October 29th, 2013 at 2:06 PM ^
And the DG we saw against ND is the worst DG that shows up week-to-week, then this Michigan team is an awful lot like Texas A&M, a club that has two loses, one of which being to a pretty bad Ole Miss team.
October 29th, 2013 at 7:58 PM ^
We'd get absolutely destroyed by A&M at this point I'm afraid.
October 29th, 2013 at 2:43 PM ^
Years experience in program (FR=1, RS FR/So =2, etc.)
Texas A&M skill players: 18 "player years"
Michigan skill players: 22 "player years"
Texas A&M OL: 17 "player years"
Michigan OL: 17 "player years"
Number of starts (entering season):
Texas A&M skill players: 39 starts (2 players with 0 starts entering this season)
Michigan skill players: 46 starts (2 players with 0 starts entering this season)
Texas A&M OL: 74 (2 players with 0 starts entering this season)
Michigan OL: 58 (3 players with 0 starts entering this season with Butt as TE)
October 29th, 2013 at 3:56 PM ^
But if you are right, and we have a very limited OL, why are we insisting on running power football behind our biggest weakness? Wouldn't a top coaching staff recognize the folly of trying to run out of formations that tip your play and expose our weakest players?
October 29th, 2013 at 4:04 PM ^
So I really didn't want to get into this again and don't want to continue what has started. Needless to say, there are different philosophies when looking at protecting players, giving them easier assignments (does this mean more likely to not lose consistently, or more likely to win?), utilizing methods that help you move the ball in big chunks because you aren't consistent, etc.
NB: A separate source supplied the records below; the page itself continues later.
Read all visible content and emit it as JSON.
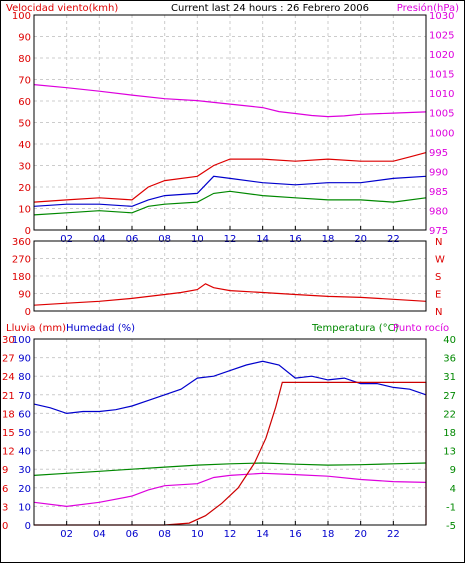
{
  "colors": {
    "red": "#dd0000",
    "blue": "#0000cc",
    "green": "#008800",
    "magenta": "#dd00dd",
    "darkred": "#cc0000",
    "grid": "#cccccc",
    "axis": "#000000"
  },
  "header": {
    "title_left": "Velocidad viento(kmh)",
    "title_center": "Current last 24 hours : 26 Febrero 2006",
    "title_right": "Presión(hPa)"
  },
  "middle": {
    "dir_letters": [
      "N",
      "W",
      "S",
      "E",
      "N"
    ]
  },
  "bottom": {
    "label_rain": "Lluvia (mm)",
    "label_hum": "Humedad (%)",
    "label_temp": "Temperatura (°C)",
    "label_dew": "Punto rocío"
  },
  "chart_data": [
    {
      "type": "line",
      "x_ticks": [
        "02",
        "04",
        "06",
        "08",
        "10",
        "12",
        "14",
        "16",
        "18",
        "20",
        "22"
      ],
      "x_hours": [
        2,
        4,
        6,
        8,
        10,
        12,
        14,
        16,
        18,
        20,
        22
      ],
      "xlim": [
        0,
        24
      ],
      "ylabel_left": "Velocidad viento(kmh)",
      "ylabel_right": "Presión(hPa)",
      "ylim_left": [
        0,
        100
      ],
      "ylim_right": [
        975,
        1030
      ],
      "y_ticks_left": [
        "0",
        "10",
        "20",
        "30",
        "40",
        "50",
        "60",
        "70",
        "80",
        "90",
        "100"
      ],
      "y_ticks_right": [
        "975",
        "980",
        "985",
        "990",
        "995",
        "1000",
        "1005",
        "1010",
        "1015",
        "1020",
        "1025",
        "1030"
      ],
      "series": [
        {
          "axis": "right",
          "color": "magenta",
          "x": [
            0,
            2,
            4,
            6,
            8,
            10,
            12,
            14,
            15,
            16,
            17,
            18,
            19,
            20,
            22,
            24
          ],
          "y": [
            1012.2,
            1011.4,
            1010.5,
            1009.5,
            1008.6,
            1008.1,
            1007.2,
            1006.3,
            1005.3,
            1004.8,
            1004.3,
            1004.0,
            1004.2,
            1004.6,
            1004.9,
            1005.2
          ]
        },
        {
          "axis": "left",
          "color": "red",
          "x": [
            0,
            2,
            4,
            6,
            7,
            8,
            10,
            11,
            12,
            14,
            16,
            18,
            20,
            22,
            23,
            24
          ],
          "y": [
            13,
            14,
            15,
            14,
            20,
            23,
            25,
            30,
            33,
            33,
            32,
            33,
            32,
            32,
            34,
            36
          ]
        },
        {
          "axis": "left",
          "color": "blue",
          "x": [
            0,
            2,
            4,
            6,
            7,
            8,
            10,
            11,
            12,
            14,
            16,
            18,
            20,
            22,
            24
          ],
          "y": [
            11,
            12,
            12,
            11,
            14,
            16,
            17,
            25,
            24,
            22,
            21,
            22,
            22,
            24,
            25
          ]
        },
        {
          "axis": "left",
          "color": "green",
          "x": [
            0,
            2,
            4,
            6,
            7,
            8,
            10,
            11,
            12,
            14,
            16,
            18,
            20,
            22,
            24
          ],
          "y": [
            7,
            8,
            9,
            8,
            11,
            12,
            13,
            17,
            18,
            16,
            15,
            14,
            14,
            13,
            15
          ]
        }
      ]
    },
    {
      "type": "line",
      "xlim": [
        0,
        24
      ],
      "ylim": [
        0,
        360
      ],
      "y_ticks": [
        "0",
        "90",
        "180",
        "270",
        "360"
      ],
      "y_tick_values": [
        0,
        90,
        180,
        270,
        360
      ],
      "series": [
        {
          "color": "red",
          "x": [
            0,
            2,
            4,
            6,
            8,
            9,
            10,
            10.5,
            11,
            12,
            14,
            16,
            18,
            20,
            22,
            24
          ],
          "y": [
            30,
            40,
            50,
            65,
            85,
            95,
            110,
            140,
            120,
            105,
            95,
            85,
            75,
            70,
            60,
            50
          ]
        }
      ]
    },
    {
      "type": "line",
      "xlim": [
        0,
        24
      ],
      "y_ticks_left_rain": [
        "0",
        "3",
        "6",
        "9",
        "12",
        "15",
        "18",
        "21",
        "24",
        "27",
        "30"
      ],
      "y_ticks_left_hum": [
        "0",
        "10",
        "20",
        "30",
        "40",
        "50",
        "60",
        "70",
        "80",
        "90",
        "100"
      ],
      "y_ticks_right_temp": [
        "-5",
        "-1",
        "4",
        "9",
        "13",
        "18",
        "22",
        "27",
        "31",
        "36",
        "40"
      ],
      "ylim_rain": [
        0,
        30
      ],
      "ylim_hum": [
        0,
        100
      ],
      "ylim_temp": [
        -5,
        40
      ],
      "series": [
        {
          "name": "Humedad (%)",
          "axis": "hum",
          "color": "blue",
          "x": [
            0,
            1,
            2,
            3,
            4,
            5,
            6,
            7,
            8,
            9,
            10,
            11,
            12,
            13,
            14,
            15,
            16,
            17,
            18,
            19,
            20,
            21,
            22,
            23,
            24
          ],
          "y": [
            65,
            63,
            60,
            61,
            61,
            62,
            64,
            67,
            70,
            73,
            79,
            80,
            83,
            86,
            88,
            86,
            79,
            80,
            78,
            79,
            76,
            76,
            74,
            73,
            70
          ]
        },
        {
          "name": "Temperatura (°C)",
          "axis": "temp",
          "color": "green",
          "x": [
            0,
            2,
            4,
            6,
            8,
            10,
            12,
            14,
            16,
            18,
            20,
            22,
            24
          ],
          "y": [
            7.0,
            7.5,
            8.0,
            8.5,
            9.0,
            9.5,
            9.8,
            10.0,
            9.7,
            9.5,
            9.6,
            9.8,
            10.0
          ]
        },
        {
          "name": "Punto rocío",
          "axis": "temp",
          "color": "magenta",
          "x": [
            0,
            2,
            4,
            6,
            7,
            8,
            10,
            11,
            12,
            14,
            16,
            18,
            20,
            22,
            24
          ],
          "y": [
            0.5,
            -0.5,
            0.5,
            2.0,
            3.5,
            4.5,
            5.0,
            6.5,
            7.0,
            7.5,
            7.2,
            6.8,
            6.0,
            5.5,
            5.3
          ]
        },
        {
          "name": "Lluvia (mm)",
          "axis": "rain",
          "color": "darkred",
          "x": [
            0,
            8,
            9.5,
            10.5,
            11.5,
            12.5,
            13.5,
            14.2,
            14.8,
            15.2,
            24,
            24
          ],
          "y": [
            0,
            0,
            0.3,
            1.5,
            3.5,
            6.0,
            10.0,
            14.0,
            19.0,
            23.0,
            23.0,
            0
          ]
        }
      ]
    }
  ]
}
There is nothing binary about this. It's not 0 or 1. Running out of a formation the majority of the time doesn't mean every time. Running power doesn't mean you're utilizing you weakness when your weakness is apparent no matter what you run. I really don't want to go into depth with this again because I'm exhausted arguing my point of view. I'd really like to move past the game and onto future games. I am really sorry if you are genuinely asking because you haven't seen my responses or if you're just wondering my opinion or what have you, but it is something that has worn on me enough to not really wish to go in more depth now.
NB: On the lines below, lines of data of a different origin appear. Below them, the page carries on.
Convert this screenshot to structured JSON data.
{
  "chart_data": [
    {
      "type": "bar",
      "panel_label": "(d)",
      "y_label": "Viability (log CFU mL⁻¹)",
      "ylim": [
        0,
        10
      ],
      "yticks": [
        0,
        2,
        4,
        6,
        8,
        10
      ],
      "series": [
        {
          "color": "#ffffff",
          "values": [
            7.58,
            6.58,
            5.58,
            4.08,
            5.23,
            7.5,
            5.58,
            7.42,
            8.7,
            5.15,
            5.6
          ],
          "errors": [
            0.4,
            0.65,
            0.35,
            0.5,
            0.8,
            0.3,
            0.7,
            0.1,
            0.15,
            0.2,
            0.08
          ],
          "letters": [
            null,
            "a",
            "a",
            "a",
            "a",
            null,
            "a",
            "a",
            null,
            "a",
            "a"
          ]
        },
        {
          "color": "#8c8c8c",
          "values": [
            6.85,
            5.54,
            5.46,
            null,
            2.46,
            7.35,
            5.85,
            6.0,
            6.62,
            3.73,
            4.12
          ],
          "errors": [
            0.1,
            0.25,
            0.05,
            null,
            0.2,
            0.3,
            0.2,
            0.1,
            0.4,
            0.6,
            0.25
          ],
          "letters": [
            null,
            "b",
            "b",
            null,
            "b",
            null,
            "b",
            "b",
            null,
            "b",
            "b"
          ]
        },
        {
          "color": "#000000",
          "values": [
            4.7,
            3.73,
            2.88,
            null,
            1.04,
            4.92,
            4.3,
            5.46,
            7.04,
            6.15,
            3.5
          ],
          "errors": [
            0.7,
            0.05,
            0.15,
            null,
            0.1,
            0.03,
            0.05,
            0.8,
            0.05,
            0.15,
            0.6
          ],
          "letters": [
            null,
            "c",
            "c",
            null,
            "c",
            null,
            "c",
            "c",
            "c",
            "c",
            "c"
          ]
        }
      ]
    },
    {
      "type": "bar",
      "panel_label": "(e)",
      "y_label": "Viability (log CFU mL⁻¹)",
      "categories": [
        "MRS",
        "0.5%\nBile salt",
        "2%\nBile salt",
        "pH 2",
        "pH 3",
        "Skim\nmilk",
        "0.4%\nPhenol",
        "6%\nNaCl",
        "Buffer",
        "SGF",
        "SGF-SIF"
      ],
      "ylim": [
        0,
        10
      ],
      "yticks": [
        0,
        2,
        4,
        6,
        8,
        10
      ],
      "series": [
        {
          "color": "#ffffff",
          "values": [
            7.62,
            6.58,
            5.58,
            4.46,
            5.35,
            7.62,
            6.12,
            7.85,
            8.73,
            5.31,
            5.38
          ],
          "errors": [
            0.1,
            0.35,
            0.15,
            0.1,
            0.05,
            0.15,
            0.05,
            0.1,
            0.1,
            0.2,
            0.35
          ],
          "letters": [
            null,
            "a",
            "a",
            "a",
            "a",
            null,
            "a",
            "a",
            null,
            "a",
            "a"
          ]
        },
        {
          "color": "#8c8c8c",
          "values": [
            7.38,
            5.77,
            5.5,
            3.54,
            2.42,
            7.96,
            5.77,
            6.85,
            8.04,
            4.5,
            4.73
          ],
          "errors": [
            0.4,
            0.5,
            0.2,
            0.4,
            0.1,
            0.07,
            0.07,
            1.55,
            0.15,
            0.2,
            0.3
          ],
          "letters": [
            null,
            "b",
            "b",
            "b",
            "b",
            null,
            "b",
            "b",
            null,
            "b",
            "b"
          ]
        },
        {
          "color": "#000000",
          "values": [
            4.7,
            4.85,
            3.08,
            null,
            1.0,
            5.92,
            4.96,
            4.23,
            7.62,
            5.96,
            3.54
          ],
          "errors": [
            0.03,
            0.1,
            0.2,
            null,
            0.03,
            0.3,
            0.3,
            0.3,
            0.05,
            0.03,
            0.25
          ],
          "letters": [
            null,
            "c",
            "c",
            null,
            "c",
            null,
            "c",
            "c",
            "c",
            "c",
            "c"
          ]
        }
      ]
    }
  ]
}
October 29th, 2013 at 10:15 AM ^
October 29th, 2013 at 10:16 AM ^
Is the secondary really that young?
Gordon is a senior who is a multi year starter. Avery's a senior who's started and seen lots of playing time. Taylor and Countess might be young when it comes to class designation but they are both 2nd year starters.
Wilson is young and a first year starter and the 6th db they bring in is very youong but with their core nickel package, don't they have tons of experience?
October 29th, 2013 at 10:27 AM ^
There may be some seniors, but they are the only seniors. It's not like there is a variety of upperclassmen to choose from here.
October 29th, 2013 at 10:33 AM ^
October 29th, 2013 at 1:25 PM ^
"Experience checks in at different times for different people. Better coaches will help it come along sooner, having more experienced players around you will also help."
Can't one also make the argument that better coaches will recruit players who have less far to come and that the if the "distance" needed to be covered by a player is excessive - it is a failure of the coach in recruiting?